– Отдохни-ка немного, и тебе полегчает.
После того как хозяйка вышла из этой большой полутемной комнаты с витающим ароматом высушенной лаванды, старой ореховой мебели и чистого белья, Тина долго лежала, уставясь в потолок, а слабый ветерок от вентилятора обдувал ее шею и лоб. Действительно ли она нужна Джону? Была ли в этом права Рэчел? Можно ли рассчитывать на его взаимность сейчас, когда они стоят на грани развода? Джона должна была заботить лишь реакция Лиз, и, очевидно, он не хотел лишить ее матери вторично. Он ведь не был бессердечным человеком... Например, он любил Джоанну, пока ее собственнические чувства не оттолкнули его.
Любовь, наверное, самое болезненное и необъяснимое чувство в мире. Что-то неуловимое, но способное причинять боль, как это произошло с Тиной.
Джон знал, почему Джоанна хотела умереть. Он пытался этому помешать, а потом защищал Паулу, но при этом защищал и доброе имя своей жены. Если она намеренно бросилась с яхты в море, значит, она искала смерти. Лучше, намного лучше назвать это несчастным случаем и не допустить, чтобы над Лиз витала тень самоубийцы матери.
Грудь Тины поднялась от тяжелого вздоха. Одолеваемая мрачными предчувствиями по поводу намерений Джона, без слез, но снедаемая печалью, она провалилась в сон.
Она проснулась через два часа в темноте, изредка озаряемой вспышками света. Грохотал гром, и слышался шум тропического ливня. Шторм начался, и это означало, что Джон не станет пытаться вернуться на Санта-Монику, пока погода не улучшится.
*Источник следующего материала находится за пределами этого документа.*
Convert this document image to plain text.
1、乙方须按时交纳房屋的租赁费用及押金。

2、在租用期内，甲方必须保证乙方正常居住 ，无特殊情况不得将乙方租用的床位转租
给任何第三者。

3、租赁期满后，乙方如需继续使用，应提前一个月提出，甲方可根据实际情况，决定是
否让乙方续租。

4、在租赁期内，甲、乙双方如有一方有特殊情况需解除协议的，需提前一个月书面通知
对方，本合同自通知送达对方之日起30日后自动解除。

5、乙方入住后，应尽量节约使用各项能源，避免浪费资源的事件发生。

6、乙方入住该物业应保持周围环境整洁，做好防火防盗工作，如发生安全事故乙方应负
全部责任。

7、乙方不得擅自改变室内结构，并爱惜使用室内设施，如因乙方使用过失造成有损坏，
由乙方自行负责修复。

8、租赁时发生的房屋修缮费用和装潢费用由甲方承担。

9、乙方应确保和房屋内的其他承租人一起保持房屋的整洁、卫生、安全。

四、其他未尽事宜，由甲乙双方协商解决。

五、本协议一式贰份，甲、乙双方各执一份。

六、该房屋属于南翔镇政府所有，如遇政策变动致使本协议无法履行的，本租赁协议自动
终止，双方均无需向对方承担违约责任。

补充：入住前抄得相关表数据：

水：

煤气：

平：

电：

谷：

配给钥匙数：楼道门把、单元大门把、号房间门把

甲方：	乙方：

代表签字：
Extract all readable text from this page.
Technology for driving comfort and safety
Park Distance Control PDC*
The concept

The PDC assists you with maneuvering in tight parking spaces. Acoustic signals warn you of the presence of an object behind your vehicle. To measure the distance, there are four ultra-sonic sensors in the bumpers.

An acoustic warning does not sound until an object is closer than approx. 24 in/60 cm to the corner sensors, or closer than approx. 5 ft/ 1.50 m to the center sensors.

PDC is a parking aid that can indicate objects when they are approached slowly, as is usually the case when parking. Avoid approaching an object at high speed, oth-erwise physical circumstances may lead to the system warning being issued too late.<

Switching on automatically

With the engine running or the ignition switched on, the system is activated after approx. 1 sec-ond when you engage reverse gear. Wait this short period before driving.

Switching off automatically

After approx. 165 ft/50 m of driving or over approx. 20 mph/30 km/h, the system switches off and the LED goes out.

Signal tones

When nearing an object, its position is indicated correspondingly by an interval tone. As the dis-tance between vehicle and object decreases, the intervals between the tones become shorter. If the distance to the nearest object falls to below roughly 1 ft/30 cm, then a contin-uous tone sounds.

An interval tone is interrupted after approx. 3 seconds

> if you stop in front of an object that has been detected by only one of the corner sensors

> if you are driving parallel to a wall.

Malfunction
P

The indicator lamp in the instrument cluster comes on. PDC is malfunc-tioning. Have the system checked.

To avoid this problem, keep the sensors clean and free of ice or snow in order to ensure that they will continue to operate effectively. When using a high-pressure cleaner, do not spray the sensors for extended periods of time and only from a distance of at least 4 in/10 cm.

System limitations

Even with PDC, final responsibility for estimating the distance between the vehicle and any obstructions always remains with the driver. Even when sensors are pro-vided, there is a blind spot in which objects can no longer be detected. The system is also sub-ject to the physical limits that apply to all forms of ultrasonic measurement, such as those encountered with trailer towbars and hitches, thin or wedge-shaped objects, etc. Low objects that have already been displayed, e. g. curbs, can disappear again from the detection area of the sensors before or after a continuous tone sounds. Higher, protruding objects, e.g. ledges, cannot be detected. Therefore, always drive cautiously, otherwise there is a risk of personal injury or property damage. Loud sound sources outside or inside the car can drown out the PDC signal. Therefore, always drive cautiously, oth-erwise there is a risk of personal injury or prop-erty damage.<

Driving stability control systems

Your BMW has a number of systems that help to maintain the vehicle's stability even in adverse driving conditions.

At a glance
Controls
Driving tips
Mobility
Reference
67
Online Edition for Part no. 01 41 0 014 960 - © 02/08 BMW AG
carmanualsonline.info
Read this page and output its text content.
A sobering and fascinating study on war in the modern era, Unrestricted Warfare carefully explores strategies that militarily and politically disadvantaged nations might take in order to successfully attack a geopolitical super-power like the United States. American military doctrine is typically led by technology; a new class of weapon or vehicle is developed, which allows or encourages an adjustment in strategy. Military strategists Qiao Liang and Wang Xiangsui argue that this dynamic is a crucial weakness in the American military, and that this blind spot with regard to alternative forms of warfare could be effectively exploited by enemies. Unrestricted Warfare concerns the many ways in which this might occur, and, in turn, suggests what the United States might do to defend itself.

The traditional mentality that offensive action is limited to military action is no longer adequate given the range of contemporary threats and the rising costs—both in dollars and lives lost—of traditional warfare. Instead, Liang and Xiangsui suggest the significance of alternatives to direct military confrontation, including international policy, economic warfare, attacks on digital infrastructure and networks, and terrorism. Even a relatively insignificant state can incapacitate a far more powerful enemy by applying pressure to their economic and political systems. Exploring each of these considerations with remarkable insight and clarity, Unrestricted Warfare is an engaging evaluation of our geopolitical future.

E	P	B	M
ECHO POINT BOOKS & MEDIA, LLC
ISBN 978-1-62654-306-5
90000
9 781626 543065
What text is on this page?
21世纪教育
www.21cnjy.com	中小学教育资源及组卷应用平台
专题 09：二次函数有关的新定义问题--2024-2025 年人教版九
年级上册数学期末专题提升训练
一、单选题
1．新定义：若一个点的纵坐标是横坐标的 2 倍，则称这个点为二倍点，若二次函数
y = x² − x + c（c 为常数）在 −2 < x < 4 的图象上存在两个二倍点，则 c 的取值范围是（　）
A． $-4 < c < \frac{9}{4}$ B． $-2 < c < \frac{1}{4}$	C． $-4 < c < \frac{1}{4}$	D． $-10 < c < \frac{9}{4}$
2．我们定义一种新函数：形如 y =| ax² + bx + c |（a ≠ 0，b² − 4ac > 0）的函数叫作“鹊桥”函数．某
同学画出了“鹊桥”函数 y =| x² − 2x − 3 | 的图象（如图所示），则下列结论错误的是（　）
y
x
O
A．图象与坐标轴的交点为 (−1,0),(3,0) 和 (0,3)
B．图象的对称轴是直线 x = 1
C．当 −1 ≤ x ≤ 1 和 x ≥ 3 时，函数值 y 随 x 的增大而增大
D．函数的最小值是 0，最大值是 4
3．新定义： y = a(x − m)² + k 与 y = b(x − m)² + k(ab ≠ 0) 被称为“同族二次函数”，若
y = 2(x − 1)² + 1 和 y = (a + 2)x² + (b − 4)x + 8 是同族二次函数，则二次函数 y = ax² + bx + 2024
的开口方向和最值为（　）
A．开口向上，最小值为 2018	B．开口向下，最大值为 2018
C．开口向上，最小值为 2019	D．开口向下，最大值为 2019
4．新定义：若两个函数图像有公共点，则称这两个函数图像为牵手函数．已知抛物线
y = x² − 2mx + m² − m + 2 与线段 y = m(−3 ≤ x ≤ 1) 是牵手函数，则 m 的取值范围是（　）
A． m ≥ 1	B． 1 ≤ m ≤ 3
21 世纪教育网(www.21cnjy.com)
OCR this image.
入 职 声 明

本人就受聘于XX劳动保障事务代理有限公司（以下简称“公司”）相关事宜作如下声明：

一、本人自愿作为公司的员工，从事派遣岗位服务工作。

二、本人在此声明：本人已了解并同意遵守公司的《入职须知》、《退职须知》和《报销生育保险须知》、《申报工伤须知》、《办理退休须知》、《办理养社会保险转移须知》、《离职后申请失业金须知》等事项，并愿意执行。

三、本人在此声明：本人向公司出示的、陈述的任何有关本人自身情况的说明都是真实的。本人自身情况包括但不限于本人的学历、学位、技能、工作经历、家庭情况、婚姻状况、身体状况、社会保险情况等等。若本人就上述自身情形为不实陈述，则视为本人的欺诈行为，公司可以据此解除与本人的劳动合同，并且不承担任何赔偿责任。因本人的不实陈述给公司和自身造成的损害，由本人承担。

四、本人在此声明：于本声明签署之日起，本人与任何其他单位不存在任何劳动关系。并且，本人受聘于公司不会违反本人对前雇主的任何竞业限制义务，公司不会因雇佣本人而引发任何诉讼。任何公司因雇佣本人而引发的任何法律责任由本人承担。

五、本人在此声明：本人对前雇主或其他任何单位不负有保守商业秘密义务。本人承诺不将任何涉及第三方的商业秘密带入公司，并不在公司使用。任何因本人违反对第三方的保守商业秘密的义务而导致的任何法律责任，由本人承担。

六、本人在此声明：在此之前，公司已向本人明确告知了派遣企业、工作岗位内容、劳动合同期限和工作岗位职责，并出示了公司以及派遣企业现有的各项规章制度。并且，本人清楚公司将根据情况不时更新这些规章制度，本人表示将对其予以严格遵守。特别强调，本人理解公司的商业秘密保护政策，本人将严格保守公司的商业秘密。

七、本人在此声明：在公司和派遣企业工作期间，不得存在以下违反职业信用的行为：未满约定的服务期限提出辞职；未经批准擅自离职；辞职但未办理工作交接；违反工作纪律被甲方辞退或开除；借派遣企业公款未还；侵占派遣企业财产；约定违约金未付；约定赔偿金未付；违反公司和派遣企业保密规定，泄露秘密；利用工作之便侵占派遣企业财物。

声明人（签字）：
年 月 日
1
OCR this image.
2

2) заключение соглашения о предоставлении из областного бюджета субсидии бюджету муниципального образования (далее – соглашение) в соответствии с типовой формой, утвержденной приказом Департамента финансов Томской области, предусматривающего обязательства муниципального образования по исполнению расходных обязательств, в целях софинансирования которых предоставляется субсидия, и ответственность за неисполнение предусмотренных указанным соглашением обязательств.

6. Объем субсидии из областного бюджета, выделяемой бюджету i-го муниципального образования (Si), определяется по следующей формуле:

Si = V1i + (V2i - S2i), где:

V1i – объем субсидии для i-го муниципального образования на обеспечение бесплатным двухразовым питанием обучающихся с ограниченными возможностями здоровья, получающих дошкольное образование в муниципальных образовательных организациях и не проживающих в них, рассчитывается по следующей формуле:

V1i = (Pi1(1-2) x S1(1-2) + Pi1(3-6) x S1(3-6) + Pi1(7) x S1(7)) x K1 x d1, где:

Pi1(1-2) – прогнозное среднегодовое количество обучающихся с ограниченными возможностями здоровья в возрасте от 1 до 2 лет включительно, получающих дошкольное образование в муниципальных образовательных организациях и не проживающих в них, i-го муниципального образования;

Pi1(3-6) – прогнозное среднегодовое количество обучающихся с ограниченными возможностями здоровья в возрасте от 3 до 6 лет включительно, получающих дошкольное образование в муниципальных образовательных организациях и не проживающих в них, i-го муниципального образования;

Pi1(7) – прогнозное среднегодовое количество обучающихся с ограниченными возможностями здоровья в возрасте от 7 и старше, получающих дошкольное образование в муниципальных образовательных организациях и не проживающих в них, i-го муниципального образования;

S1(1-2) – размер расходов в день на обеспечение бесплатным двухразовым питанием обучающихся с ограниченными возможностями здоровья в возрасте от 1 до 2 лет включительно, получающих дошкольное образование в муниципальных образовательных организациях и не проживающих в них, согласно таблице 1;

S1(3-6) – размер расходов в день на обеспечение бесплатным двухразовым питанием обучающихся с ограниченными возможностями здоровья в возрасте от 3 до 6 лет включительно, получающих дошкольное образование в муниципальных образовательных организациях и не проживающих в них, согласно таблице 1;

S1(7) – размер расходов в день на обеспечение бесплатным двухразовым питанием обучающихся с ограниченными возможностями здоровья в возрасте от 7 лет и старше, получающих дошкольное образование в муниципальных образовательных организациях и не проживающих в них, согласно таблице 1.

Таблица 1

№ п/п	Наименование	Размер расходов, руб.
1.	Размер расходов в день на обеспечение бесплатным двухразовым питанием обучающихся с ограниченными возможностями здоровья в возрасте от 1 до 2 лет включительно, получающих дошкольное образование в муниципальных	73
Тина резко села. А вдруг он уплыл домой один, оставив ее на попечении Рэчел! Может, до понедельника, когда он вернется с ее вещами и билетом на самолет?! Вздрогнув от этой мысли, она встала с кровати и осторожно подошла к двери. Тина повернула ручку, вышла на лестничную площадку и тут же остановилась с замершим сердцем, так как к ней приближалась высокая фигура с масляной лампой.
– Я как раз собрался пойти посмотреть, как ты себя чувствуешь. – Джон подошел совсем близко и озабоченно смотрел на жену сверху вниз. – Ты все еще кажешься очень усталой, Тина.
– Все в порядке, – заверила она. – Было слишком жарко для меня, вот и все. Как только начался дождь, стало прохладнее, и теперь мне гораздо лучше.
Джон кивнул, продолжая рассматривать ее при слабом свете лампы. Ее волосы спутались, и Тина казалась маленькой, хрупкой перепуганной девочкой. Джон поднял свободную руку и прикоснулся к Тининому плечу, на котором днем раньше наставил синяков. Тина, не успев сдержать возглас, содрогнулась, и его глаза сузились. Джон медленно спустил широкую лямку ее платья и обнажил нежную кожу.
– Моя работа? – Его голос страшил больше, чем гром.
– Я... у меня легко появляются синяки, – пробормотала Тина, поднимая руку и закрываясь. – Долго продлится шторм?
– Около часа. Слушай, Тина, я не хотел причинить тебе боль...
– Знаю. – Она с трудом перевела дыхание. – Я довела тебя своей глупостью прошлой ночью. Ты мой муж. Ты имеешь право...
– «Право»! – с усилием воскликнул он. – Боже, ну разве в этом дело! Я боялся за тебя, за твое самочувствие, целый день только об этом и думал. То есть о твоем неожиданном и таком странном обмороке. Тина, – его пальцы дотронулись до кончиков ее волос, – если ты захочешь уехать в понедельник – я не стану возражать. Брак без любви отвратителен, тем более что ты не предпринимаешь никаких усилий, чтобы изменить положение вещей.
У Тины едва не пошла горлом кровь, когда он произнес эти слова, и она схватилась за соломинку:
– Лиз будет очень больно, если я уеду!
– Ты хочешь остаться ради Лиз, да? – От горькой улыбки по его лицу разбежались морщинки, но его глаза оставались усталыми и озлобленными. – Ты очень к ней привязалась, да?